The Office for National Statistics (ONS) said a weaker increase in air fares compared to the same month in 2016 also contributed to the 0.1% fall in consumer price inflation from 3.1% in November – then a post-Brexit vote high.
Higher import costs because of the collapse in the value of the pound has been largely responsible for driving living costs up in 2017.
At the same time, households have felt a squeeze from wage growth failing to keep pace – a scenario reflected in many Christmas trading statements from retailers.
The ONS figures provide some hope that economists are right and the worst of the price increases have now filtered through.
But James Tucker, a statistician who compiled the figures, said: “It remains too early to say whether today’s slight fall is the start of any longer-term reduction in the rate of inflation.”
The impact of price growth on consumer spending – along with uncertainty over the terms of the UK’s divorce from the EU – have been dominant factors in the slowdown in the UK economy during 2017.

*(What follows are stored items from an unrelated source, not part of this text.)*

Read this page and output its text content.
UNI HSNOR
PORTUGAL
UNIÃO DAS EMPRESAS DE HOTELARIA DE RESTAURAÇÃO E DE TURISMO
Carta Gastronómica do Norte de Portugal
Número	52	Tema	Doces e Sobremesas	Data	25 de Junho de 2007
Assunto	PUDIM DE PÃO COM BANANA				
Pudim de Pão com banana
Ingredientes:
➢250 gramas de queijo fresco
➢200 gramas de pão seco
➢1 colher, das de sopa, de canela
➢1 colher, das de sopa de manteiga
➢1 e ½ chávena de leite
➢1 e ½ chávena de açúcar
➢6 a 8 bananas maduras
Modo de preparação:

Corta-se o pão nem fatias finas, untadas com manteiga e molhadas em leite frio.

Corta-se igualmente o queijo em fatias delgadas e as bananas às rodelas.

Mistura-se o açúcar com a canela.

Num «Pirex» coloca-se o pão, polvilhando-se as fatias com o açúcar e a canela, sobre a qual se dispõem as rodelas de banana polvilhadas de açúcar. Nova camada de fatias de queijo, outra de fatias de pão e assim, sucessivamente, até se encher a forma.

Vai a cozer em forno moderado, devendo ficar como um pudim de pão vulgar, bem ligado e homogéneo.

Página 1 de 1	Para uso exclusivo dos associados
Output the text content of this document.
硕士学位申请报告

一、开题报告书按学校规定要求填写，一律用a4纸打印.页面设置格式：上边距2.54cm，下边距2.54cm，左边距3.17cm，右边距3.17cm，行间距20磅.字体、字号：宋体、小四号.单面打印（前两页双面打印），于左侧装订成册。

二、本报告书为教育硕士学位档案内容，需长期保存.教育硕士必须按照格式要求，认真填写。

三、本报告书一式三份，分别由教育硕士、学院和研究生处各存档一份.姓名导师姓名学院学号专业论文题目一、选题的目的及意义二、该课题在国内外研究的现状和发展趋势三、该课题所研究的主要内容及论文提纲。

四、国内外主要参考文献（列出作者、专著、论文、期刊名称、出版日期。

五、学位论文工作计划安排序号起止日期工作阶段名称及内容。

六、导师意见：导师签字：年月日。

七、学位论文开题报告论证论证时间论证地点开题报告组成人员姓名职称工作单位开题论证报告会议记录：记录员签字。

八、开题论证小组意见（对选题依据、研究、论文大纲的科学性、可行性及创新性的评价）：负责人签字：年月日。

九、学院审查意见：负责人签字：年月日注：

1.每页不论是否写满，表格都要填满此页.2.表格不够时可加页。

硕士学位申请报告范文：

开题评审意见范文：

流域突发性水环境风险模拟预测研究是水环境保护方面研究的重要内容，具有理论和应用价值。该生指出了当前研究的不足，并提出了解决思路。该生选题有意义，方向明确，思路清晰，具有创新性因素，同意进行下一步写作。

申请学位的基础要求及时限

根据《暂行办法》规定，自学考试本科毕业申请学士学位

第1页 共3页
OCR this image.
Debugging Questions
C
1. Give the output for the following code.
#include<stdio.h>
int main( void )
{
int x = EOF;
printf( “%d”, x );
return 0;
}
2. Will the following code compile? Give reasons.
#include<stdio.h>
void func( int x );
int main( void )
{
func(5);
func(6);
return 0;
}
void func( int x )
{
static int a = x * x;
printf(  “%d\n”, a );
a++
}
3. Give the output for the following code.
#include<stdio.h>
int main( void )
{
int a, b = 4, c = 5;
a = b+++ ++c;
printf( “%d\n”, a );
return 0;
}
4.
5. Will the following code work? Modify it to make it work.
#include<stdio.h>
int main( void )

The Bank of England has predicted that Brexit-linked inflation will have peaked by now – giving some hope of respite to consumers feeling the pinch.
But figures out next week will show whether there has been any improvement in the gulf between inflation and wage growth.
Commenting on the ONS figures Paul Hollingsworth, senior UK economist at Capital Economics, said: “The fall-back in CPI inflation from 3.1% in November to 3% in December marks the beginning of what we expect will be a sustained downward trend over the course of this year.
“December’s rate was in line with the consensus expectation, with the breakdown showing that a rise in fuel prices (reflecting the recent rise in oil prices) and tobacco prices (reflecting the duty changes announced in the Autumn Statement), was offset by a smaller contribution from airfares inflation.
“Meanwhile, the producer prices figures showed input price inflation fell sharply, from 7.3% in November to 4.9%, suggesting that price pressures at the beginning of the production pipeline are continuing to cool.”
On the prospect of the Bank of England’s monetary policy committee (MPC) raising interest rates again following November’s rise to combat inflation, he added: “The MPC is unlikely to feel pressured into raising rates again very soon.”